The story begins in in 1948, as Hashimoto heads off to his first meeting with the famous filmmaker to discuss the project that would become Rashomon. The meeting lasted around two minutes, but it was a turning point in the aspiring screenwriter’s life. Shortly after that, Hashimoto was introduced to Kurosawa’s writing process, which he describes as “multiple people writing the same scene through various perspectives (compound eyes), editing them, and creating a screenplay with the feel of a mixed chorus – that was the chief characteristic of a Kurosawa work.”
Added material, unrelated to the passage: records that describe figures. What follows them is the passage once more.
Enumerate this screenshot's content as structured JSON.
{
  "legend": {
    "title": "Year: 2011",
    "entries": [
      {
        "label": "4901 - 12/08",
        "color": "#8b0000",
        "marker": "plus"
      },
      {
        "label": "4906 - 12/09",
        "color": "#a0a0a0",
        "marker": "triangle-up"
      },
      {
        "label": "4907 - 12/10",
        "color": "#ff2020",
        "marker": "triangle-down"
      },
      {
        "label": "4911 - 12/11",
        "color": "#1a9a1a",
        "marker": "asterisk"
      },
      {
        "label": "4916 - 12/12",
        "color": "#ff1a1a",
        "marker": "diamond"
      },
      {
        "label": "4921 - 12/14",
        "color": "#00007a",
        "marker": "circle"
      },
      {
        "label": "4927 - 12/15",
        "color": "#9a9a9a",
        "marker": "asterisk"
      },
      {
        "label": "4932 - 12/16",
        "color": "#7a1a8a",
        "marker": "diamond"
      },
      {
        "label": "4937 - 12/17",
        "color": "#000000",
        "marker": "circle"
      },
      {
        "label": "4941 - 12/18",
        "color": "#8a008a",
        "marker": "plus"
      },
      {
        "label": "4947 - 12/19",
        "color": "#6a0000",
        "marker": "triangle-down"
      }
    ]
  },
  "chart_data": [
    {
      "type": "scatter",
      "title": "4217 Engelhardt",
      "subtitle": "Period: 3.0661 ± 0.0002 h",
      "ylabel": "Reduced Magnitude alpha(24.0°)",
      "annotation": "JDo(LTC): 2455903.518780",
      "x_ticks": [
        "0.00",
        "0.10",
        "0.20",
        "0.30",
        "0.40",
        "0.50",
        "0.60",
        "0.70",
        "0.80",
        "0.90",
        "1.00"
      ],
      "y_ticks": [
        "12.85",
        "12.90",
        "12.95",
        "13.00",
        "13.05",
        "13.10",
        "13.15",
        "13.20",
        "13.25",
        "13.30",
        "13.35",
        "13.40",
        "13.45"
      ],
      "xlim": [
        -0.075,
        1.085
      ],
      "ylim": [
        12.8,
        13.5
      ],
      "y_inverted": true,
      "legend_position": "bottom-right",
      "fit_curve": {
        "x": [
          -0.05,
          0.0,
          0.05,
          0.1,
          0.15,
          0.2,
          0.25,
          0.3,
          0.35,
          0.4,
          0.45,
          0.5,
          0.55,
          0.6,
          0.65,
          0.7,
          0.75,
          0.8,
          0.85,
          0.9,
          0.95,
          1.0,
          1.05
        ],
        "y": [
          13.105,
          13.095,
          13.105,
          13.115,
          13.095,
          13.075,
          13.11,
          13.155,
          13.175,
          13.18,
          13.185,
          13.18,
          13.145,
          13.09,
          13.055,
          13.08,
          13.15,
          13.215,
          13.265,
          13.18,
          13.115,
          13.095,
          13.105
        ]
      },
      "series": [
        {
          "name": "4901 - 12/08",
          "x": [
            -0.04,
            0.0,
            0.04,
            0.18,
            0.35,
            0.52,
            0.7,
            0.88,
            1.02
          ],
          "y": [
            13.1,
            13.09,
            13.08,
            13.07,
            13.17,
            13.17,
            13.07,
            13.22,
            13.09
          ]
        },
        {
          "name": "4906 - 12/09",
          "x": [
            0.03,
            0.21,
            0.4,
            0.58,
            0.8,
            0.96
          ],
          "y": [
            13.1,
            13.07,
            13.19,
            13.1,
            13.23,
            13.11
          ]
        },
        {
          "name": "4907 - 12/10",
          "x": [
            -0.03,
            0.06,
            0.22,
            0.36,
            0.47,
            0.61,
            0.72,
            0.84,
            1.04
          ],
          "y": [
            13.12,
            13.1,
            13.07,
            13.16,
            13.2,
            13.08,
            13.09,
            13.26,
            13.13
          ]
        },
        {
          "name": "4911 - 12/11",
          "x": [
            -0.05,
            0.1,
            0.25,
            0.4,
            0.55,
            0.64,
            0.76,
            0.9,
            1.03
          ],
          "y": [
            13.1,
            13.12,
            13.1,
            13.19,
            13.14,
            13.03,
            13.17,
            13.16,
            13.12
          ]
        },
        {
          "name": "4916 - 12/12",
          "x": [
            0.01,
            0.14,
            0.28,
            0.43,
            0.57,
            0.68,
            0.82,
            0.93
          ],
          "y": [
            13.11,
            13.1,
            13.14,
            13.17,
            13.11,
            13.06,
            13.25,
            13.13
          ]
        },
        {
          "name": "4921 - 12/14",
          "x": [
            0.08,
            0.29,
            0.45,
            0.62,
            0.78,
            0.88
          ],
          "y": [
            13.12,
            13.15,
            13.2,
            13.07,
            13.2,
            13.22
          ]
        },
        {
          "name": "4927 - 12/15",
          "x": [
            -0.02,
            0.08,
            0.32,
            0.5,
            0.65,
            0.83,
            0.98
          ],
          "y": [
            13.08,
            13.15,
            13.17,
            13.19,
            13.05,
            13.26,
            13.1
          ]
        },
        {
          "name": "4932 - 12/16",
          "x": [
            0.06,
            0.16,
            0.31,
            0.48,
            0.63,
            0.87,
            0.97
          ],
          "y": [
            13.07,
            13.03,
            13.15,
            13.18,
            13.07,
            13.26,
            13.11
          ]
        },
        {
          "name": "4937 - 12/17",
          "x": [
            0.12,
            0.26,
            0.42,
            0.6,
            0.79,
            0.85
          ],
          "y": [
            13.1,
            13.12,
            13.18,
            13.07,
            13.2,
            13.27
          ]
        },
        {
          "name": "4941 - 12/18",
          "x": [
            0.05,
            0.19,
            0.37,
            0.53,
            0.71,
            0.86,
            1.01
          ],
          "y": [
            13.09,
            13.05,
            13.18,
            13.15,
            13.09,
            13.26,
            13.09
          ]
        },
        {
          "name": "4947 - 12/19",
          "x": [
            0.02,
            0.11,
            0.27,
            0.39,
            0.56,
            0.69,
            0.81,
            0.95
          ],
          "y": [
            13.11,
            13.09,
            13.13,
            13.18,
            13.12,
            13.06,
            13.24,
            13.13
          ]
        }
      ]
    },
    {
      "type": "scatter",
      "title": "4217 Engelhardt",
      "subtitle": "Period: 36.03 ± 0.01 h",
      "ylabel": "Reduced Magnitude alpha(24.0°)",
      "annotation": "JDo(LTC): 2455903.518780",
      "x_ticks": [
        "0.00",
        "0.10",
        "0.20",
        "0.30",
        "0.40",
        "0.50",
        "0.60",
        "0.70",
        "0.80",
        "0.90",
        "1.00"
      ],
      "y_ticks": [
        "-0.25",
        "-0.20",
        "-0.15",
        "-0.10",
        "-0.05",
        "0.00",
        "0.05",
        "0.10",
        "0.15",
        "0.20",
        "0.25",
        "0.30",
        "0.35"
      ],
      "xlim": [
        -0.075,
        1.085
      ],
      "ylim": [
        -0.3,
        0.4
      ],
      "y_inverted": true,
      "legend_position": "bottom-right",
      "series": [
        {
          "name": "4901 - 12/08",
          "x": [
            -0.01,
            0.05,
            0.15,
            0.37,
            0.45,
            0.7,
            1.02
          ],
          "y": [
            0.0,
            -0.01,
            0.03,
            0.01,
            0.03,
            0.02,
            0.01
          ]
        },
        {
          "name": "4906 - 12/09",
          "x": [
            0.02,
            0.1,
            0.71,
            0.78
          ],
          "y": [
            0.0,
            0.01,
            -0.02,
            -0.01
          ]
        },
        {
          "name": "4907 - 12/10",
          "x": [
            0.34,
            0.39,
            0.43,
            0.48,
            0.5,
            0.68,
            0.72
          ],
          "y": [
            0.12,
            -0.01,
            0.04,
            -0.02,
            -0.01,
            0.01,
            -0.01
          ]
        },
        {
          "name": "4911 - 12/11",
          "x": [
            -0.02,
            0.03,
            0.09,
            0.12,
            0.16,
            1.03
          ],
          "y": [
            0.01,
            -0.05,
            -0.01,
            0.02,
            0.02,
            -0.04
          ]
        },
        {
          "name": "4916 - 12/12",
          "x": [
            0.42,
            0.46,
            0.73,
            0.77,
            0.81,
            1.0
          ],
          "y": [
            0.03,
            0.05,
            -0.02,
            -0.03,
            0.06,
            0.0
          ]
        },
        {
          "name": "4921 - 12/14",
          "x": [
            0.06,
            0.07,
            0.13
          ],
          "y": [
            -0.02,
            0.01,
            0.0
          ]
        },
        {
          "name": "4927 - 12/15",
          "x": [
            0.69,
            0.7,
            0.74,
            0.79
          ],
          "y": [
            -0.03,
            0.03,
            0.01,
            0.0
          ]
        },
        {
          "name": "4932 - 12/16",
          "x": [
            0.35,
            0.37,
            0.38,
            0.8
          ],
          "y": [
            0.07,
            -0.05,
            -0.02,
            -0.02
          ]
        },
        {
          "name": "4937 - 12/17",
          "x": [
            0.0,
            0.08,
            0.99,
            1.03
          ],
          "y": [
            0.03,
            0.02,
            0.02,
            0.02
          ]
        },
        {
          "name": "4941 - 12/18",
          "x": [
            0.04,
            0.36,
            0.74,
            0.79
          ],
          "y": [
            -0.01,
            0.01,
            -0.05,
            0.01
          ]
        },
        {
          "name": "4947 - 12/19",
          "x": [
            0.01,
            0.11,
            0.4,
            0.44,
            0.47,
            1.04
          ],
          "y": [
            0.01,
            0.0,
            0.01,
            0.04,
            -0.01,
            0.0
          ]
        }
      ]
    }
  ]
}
In the book, Hashimoto details what it was like to work with Kurosawa and the others on the Team – challenging, frustrating, exhilarating, and ultimately, hugely gratifying. But, when Kurosawa switched to a “straight-to-final draft” method for I Live in Fear (1955) and the films that followed, Hashimoto doesn’t hold back in criticizing both the process and the results.
COMPOUND CINEMATICS provides a rare close-up of both the art and craft of making films, and gives us a deeper appreciation not just of Akira Kurosawa, but of his talented co-writers as well.